I removed the file retention rule (will manage that by hand), the file retention app, the collaborative tag app, and deleted the whole offending table : DROP TABLE oc_systemtag_object_mapping;
.
Nextcloud will re-create a new one or prevent it from being deleted, so we need again to optimize it after re-creation : OPTIMIZE TABLE oc_systemtag_object_mapping;
Database is now down to 1.6 GB.
Problem 5 : versions are kept forever
Because the file version garbage collection expects an account size limit, it will not happen here.
In /var/www/nextcloud/config/config.php
, I added 'versions_retention_obligation' => '14,30',
to have versions retained at least 14 days but at most 30 days, as it’s said on the doc.
Then run sudo -u www-data php /var/www/nextcloud/occ versions:expire
. Barely changes anything to the database size though.
Problem 6 : orphaned thumbnails are not deleted
This guy wrote a garbage collection script that properly links S3 IDs with files to check for orphaned previews (whose parent file has been removed):
- Get it :
wget http://raw.githubusercontent.com/charleypaulus/nextcloudtools/main/delete-old-previews.sh
- Install rclone :
sudo apt install rclone
on Ubuntu
- Backup your Nextcloud database,
- Run it :
sudo /bin/bash delete-old-previews.sh
- Note the number of orphaned thumbnails and escape with Ctrl+D because the S3 bucket is hardcoded in the script and it will fail.
I have 655 orphaned files in there, so I will not bother adapting the script for now.
Conclusion
I’m not impressed with Nextcloud scalability. My instance is 4 months old, has 2 users and 4 devices connected, and still it gathered a lot of dust already. From what I see here, the software can’t scale and I don’t want to be the sysadmin of an organization where users use the full range of features in the software.

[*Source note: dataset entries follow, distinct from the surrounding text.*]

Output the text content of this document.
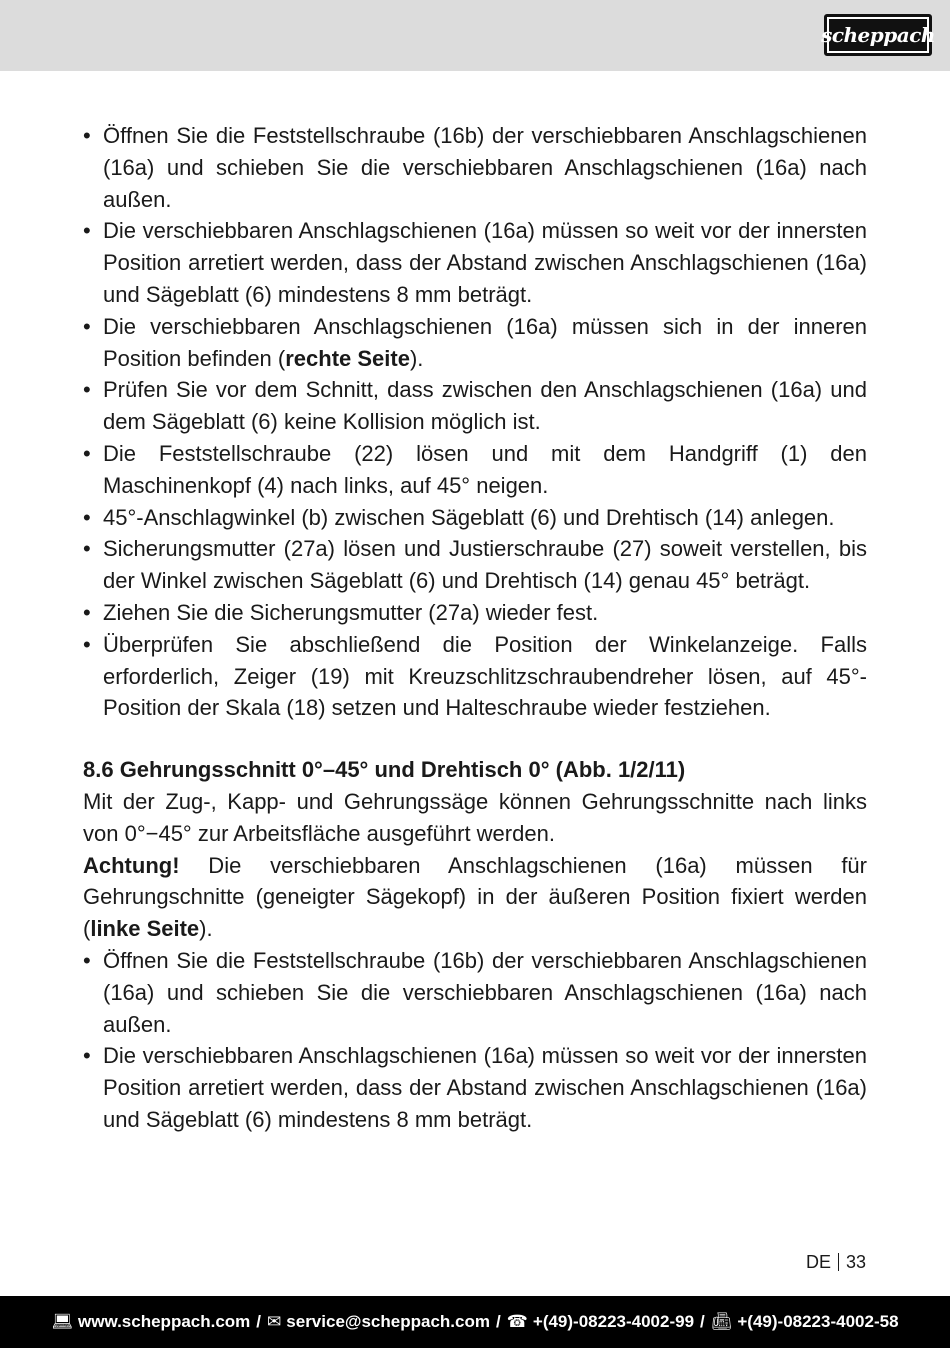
scheppach
• Öffnen Sie die Feststellschraube (16b) der verschiebbaren Anschlagschienen (16a) und schieben Sie die verschiebbaren Anschlagschienen (16a) nach außen.
• Die verschiebbaren Anschlagschienen (16a) müssen so weit vor der innersten Position arretiert werden, dass der Abstand zwischen Anschlagschienen (16a) und Sägeblatt (6) mindestens 8 mm beträgt.
• Die verschiebbaren Anschlagschienen (16a) müssen sich in der inneren Position befinden (rechte Seite).
• Prüfen Sie vor dem Schnitt, dass zwischen den Anschlagschienen (16a) und dem Sägeblatt (6) keine Kollision möglich ist.
• Die Feststellschraube (22) lösen und mit dem Handgriff (1) den Maschinenkopf (4) nach links, auf 45° neigen.
• 45°-Anschlagwinkel (b) zwischen Sägeblatt (6) und Drehtisch (14) anlegen.
• Sicherungsmutter (27a) lösen und Justierschraube (27) soweit verstellen, bis der Winkel zwischen Sägeblatt (6) und Drehtisch (14) genau 45° beträgt.
• Ziehen Sie die Sicherungsmutter (27a) wieder fest.
• Überprüfen Sie abschließend die Position der Winkelanzeige. Falls erforderlich, Zeiger (19) mit Kreuzschlitzschraubendreher lösen, auf 45°-Position der Skala (18) setzen und Halteschraube wieder festziehen.
8.6 Gehrungsschnitt 0°–45° und Drehtisch 0° (Abb. 1/2/11)

Mit der Zug-, Kapp- und Gehrungssäge können Gehrungsschnitte nach links von 0°−45° zur Arbeitsfläche ausgeführt werden.

Achtung! Die verschiebbaren Anschlagschienen (16a) müssen für Gehrungschnitte (geneigter Sägekopf) in der äußeren Position fixiert werden (linke Seite).

• Öffnen Sie die Feststellschraube (16b) der verschiebbaren Anschlagschienen (16a) und schieben Sie die verschiebbaren Anschlagschienen (16a) nach außen.
• Die verschiebbaren Anschlagschienen (16a) müssen so weit vor der innersten Position arretiert werden, dass der Abstand zwischen Anschlagschienen (16a) und Sägeblatt (6) mindestens 8 mm beträgt.
DE 33
💻︎ www.scheppach.com / ✉︎ service@scheppach.com / ☎︎ +(49)-08223-4002-99 / 📠︎ +(49)-08223-4002-58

What worries me is that most issues I faced with S3 have been reported already for 2 years. They can be solved by a bunch of SQL scripts at the right places. Yet, Nextcloud is developing niche features like Talk (when we already have Jitsi and Matrix) or Mastodon-like stuff instead of fixing basic file handling on external storage. And by “basic file handling” I mean deleting DB entries and caches when a file is deleted on a filesystem, I’m not asking for a neutrino vacuum cleaner.

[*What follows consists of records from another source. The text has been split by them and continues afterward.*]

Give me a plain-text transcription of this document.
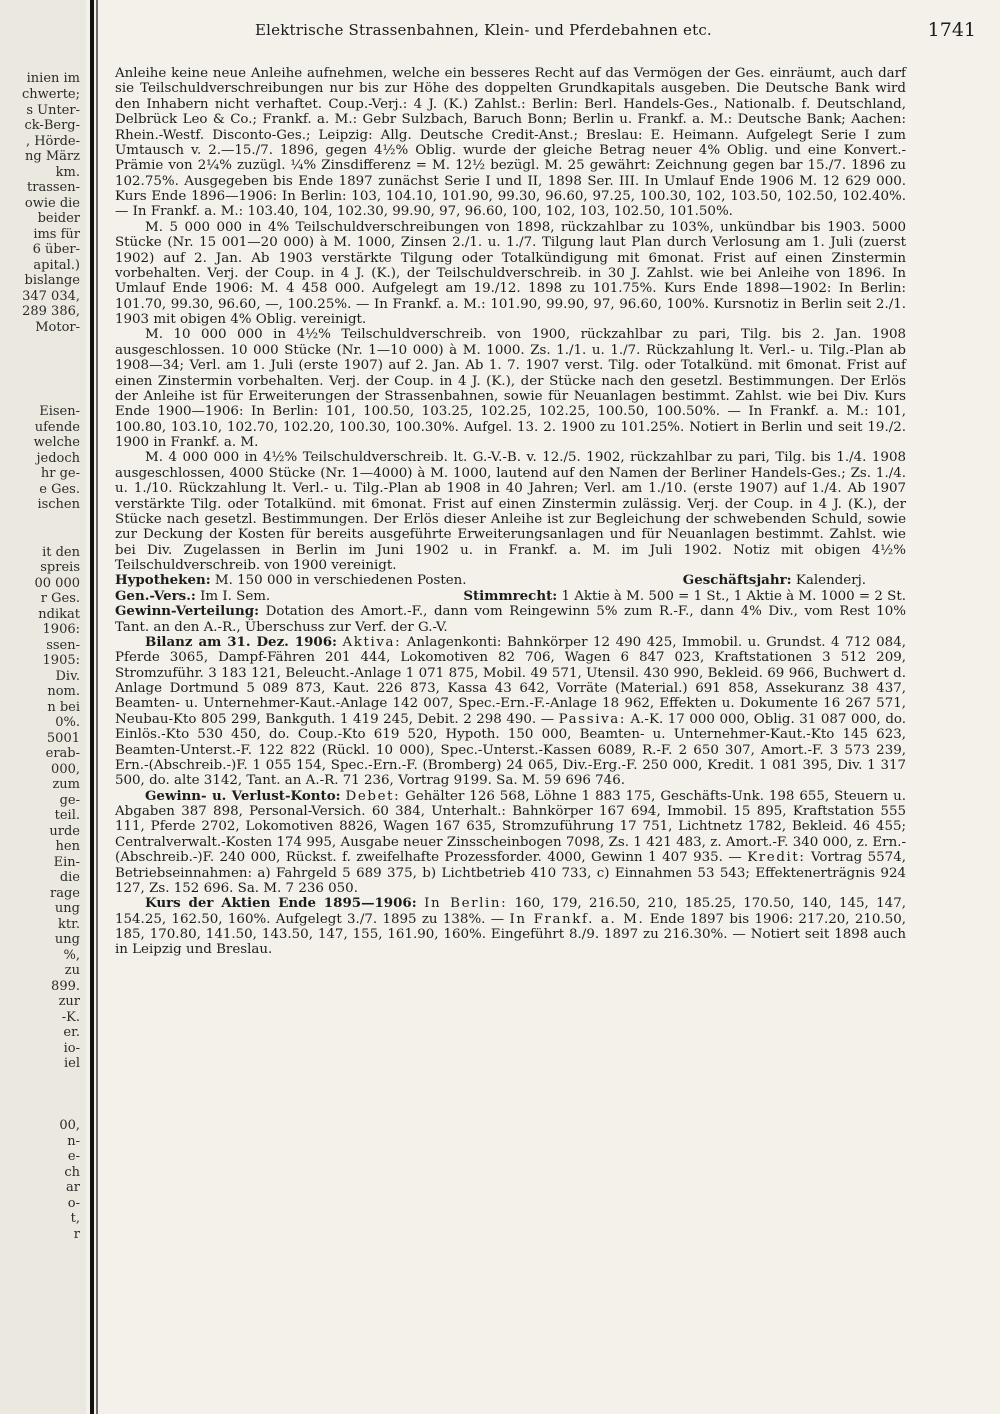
inien im
chwerte;
s Unter-
ck-Berg-
, Hörde-
ng März
km.
trassen-
owie die
beider
ims für
6 über-
apital.)
bislange
347 034,
289 386,
Motor-
Eisen-
ufende
welche
jedoch
hr ge-
e Ges.
ischen
it den
spreis
00 000
r Ges.
ndikat
1906:
ssen-
1905:
Div.
nom.
n bei
0%.
5001
erab-
000,
zum
ge-
teil.
urde
hen
Ein-
die
rage
ung
ktr.
ung
%,
zu
899.
zur
-K.
er.
io-
iel
00,
n-
e-
ch
ar
o-
t,
r
Elektrische Strassenbahnen, Klein- und Pferdebahnen etc.	1741

Anleihe keine neue Anleihe aufnehmen, welche ein besseres Recht auf das Vermögen der Ges. einräumt, auch darf sie Teilschuldverschreibungen nur bis zur Höhe des doppelten Grundkapitals ausgeben. Die Deutsche Bank wird den Inhabern nicht verhaftet. Coup.-Verj.: 4 J. (K.) Zahlst.: Berlin: Berl. Handels-Ges., Nationalb. f. Deutschland, Delbrück Leo & Co.; Frankf. a. M.: Gebr Sulzbach, Baruch Bonn; Berlin u. Frankf. a. M.: Deutsche Bank; Aachen: Rhein.-Westf. Disconto-Ges.; Leipzig: Allg. Deutsche Credit-Anst.; Breslau: E. Heimann. Aufgelegt Serie I zum Umtausch v. 2.—15./7. 1896, gegen 4½% Oblig. wurde der gleiche Betrag neuer 4% Oblig. und eine Konvert.-Prämie von 2¼% zuzügl. ¼% Zinsdifferenz = M. 12½ bezügl. M. 25 gewährt: Zeichnung gegen bar 15./7. 1896 zu 102.75%. Ausgegeben bis Ende 1897 zunächst Serie I und II, 1898 Ser. III. In Umlauf Ende 1906 M. 12 629 000. Kurs Ende 1896—1906: In Berlin: 103, 104.10, 101.90, 99.30, 96.60, 97.25, 100.30, 102, 103.50, 102.50, 102.40%. — In Frankf. a. M.: 103.40, 104, 102.30, 99.90, 97, 96.60, 100, 102, 103, 102.50, 101.50%.

M. 5 000 000 in 4% Teilschuldverschreibungen von 1898, rückzahlbar zu 103%, unkündbar bis 1903. 5000 Stücke (Nr. 15 001—20 000) à M. 1000, Zinsen 2./1. u. 1./7. Tilgung laut Plan durch Verlosung am 1. Juli (zuerst 1902) auf 2. Jan. Ab 1903 verstärkte Tilgung oder Totalkündigung mit 6monat. Frist auf einen Zinstermin vorbehalten. Verj. der Coup. in 4 J. (K.), der Teilschuldverschreib. in 30 J. Zahlst. wie bei Anleihe von 1896. In Umlauf Ende 1906: M. 4 458 000. Aufgelegt am 19./12. 1898 zu 101.75%. Kurs Ende 1898—1902: In Berlin: 101.70, 99.30, 96.60, —, 100.25%. — In Frankf. a. M.: 101.90, 99.90, 97, 96.60, 100%. Kursnotiz in Berlin seit 2./1. 1903 mit obigen 4% Oblig. vereinigt.

M. 10 000 000 in 4½% Teilschuldverschreib. von 1900, rückzahlbar zu pari, Tilg. bis 2. Jan. 1908 ausgeschlossen. 10 000 Stücke (Nr. 1—10 000) à M. 1000. Zs. 1./1. u. 1./7. Rückzahlung lt. Verl.- u. Tilg.-Plan ab 1908—34; Verl. am 1. Juli (erste 1907) auf 2. Jan. Ab 1. 7. 1907 verst. Tilg. oder Totalkünd. mit 6monat. Frist auf einen Zinstermin vorbehalten. Verj. der Coup. in 4 J. (K.), der Stücke nach den gesetzl. Bestimmungen. Der Erlös der Anleihe ist für Erweiterungen der Strassenbahnen, sowie für Neuanlagen bestimmt. Zahlst. wie bei Div. Kurs Ende 1900—1906: In Berlin: 101, 100.50, 103.25, 102.25, 102.25, 100.50, 100.50%. — In Frankf. a. M.: 101, 100.80, 103.10, 102.70, 102.20, 100.30, 100.30%. Aufgel. 13. 2. 1900 zu 101.25%. Notiert in Berlin und seit 19./2. 1900 in Frankf. a. M.

M. 4 000 000 in 4½% Teilschuldverschreib. lt. G.-V.-B. v. 12./5. 1902, rückzahlbar zu pari, Tilg. bis 1./4. 1908 ausgeschlossen, 4000 Stücke (Nr. 1—4000) à M. 1000, lautend auf den Namen der Berliner Handels-Ges.; Zs. 1./4. u. 1./10. Rückzahlung lt. Verl.- u. Tilg.-Plan ab 1908 in 40 Jahren; Verl. am 1./10. (erste 1907) auf 1./4. Ab 1907 verstärkte Tilg. oder Totalkünd. mit 6monat. Frist auf einen Zinstermin zulässig. Verj. der Coup. in 4 J. (K.), der Stücke nach gesetzl. Bestimmungen. Der Erlös dieser Anleihe ist zur Begleichung der schwebenden Schuld, sowie zur Deckung der Kosten für bereits ausgeführte Erweiterungsanlagen und für Neuanlagen bestimmt. Zahlst. wie bei Div. Zugelassen in Berlin im Juni 1902 u. in Frankf. a. M. im Juli 1902. Notiz mit obigen 4½% Teilschuldverschreib. von 1900 vereinigt.

Hypotheken: M. 150 000 in verschiedenen Posten.	Geschäftsjahr: Kalenderj.

Gen.-Vers.: Im I. Sem.	Stimmrecht: 1 Aktie à M. 500 = 1 St., 1 Aktie à M. 1000 = 2 St.

Gewinn-Verteilung: Dotation des Amort.-F., dann vom Reingewinn 5% zum R.-F., dann 4% Div., vom Rest 10% Tant. an den A.-R., Überschuss zur Verf. der G.-V.

Bilanz am 31. Dez. 1906: Aktiva: Anlagenkonti: Bahnkörper 12 490 425, Immobil. u. Grundst. 4 712 084, Pferde 3065, Dampf-Fähren 201 444, Lokomotiven 82 706, Wagen 6 847 023, Kraftstationen 3 512 209, Stromzuführ. 3 183 121, Beleucht.-Anlage 1 071 875, Mobil. 49 571, Utensil. 430 990, Bekleid. 69 966, Buchwert d. Anlage Dortmund 5 089 873, Kaut. 226 873, Kassa 43 642, Vorräte (Material.) 691 858, Assekuranz 38 437, Beamten- u. Unternehmer-Kaut.-Anlage 142 007, Spec.-Ern.-F.-Anlage 18 962, Effekten u. Dokumente 16 267 571, Neubau-Kto 805 299, Bankguth. 1 419 245, Debit. 2 298 490. — Passiva: A.-K. 17 000 000, Oblig. 31 087 000, do. Einlös.-Kto 530 450, do. Coup.-Kto 619 520, Hypoth. 150 000, Beamten- u. Unternehmer-Kaut.-Kto 145 623, Beamten-Unterst.-F. 122 822 (Rückl. 10 000), Spec.-Unterst.-Kassen 6089, R.-F. 2 650 307, Amort.-F. 3 573 239, Ern.-(Abschreib.-)F. 1 055 154, Spec.-Ern.-F. (Bromberg) 24 065, Div.-Erg.-F. 250 000, Kredit. 1 081 395, Div. 1 317 500, do. alte 3142, Tant. an A.-R. 71 236, Vortrag 9199. Sa. M. 59 696 746.

Gewinn- u. Verlust-Konto: Debet: Gehälter 126 568, Löhne 1 883 175, Geschäfts-Unk. 198 655, Steuern u. Abgaben 387 898, Personal-Versich. 60 384, Unterhalt.: Bahnkörper 167 694, Immobil. 15 895, Kraftstation 555 111, Pferde 2702, Lokomotiven 8826, Wagen 167 635, Stromzuführung 17 751, Lichtnetz 1782, Bekleid. 46 455; Centralverwalt.-Kosten 174 995, Ausgabe neuer Zinsscheinbogen 7098, Zs. 1 421 483, z. Amort.-F. 340 000, z. Ern.-(Abschreib.-)F. 240 000, Rückst. f. zweifelhafte Prozessforder. 4000, Gewinn 1 407 935. — Kredit: Vortrag 5574, Betriebseinnahmen: a) Fahrgeld 5 689 375, b) Lichtbetrieb 410 733, c) Einnahmen 53 543; Effektenerträgnis 924 127, Zs. 152 696. Sa. M. 7 236 050.

Kurs der Aktien Ende 1895—1906: In Berlin: 160, 179, 216.50, 210, 185.25, 170.50, 140, 145, 147, 154.25, 162.50, 160%. Aufgelegt 3./7. 1895 zu 138%. — In Frankf. a. M. Ende 1897 bis 1906: 217.20, 210.50, 185, 170.80, 141.50, 143.50, 147, 155, 161.90, 160%. Eingeführt 8./9. 1897 zu 216.30%. — Notiert seit 1898 auch in Leipzig und Breslau.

But more importantly, none of these issues are properly documented on the user doc, so everything looks ok at install time, bad surprises arise later. It says that S3 is supported, so you think it’s properly supported, and it’s not the case.
I decreased here the size of the DB from 3.8 to 1.6 GB (which is still a lot), and I brought the CPU consumption of MariaDB from 15 % back to 0.5-1 %. This took me 3 days and the help of @SysKeeper (thanks a lot).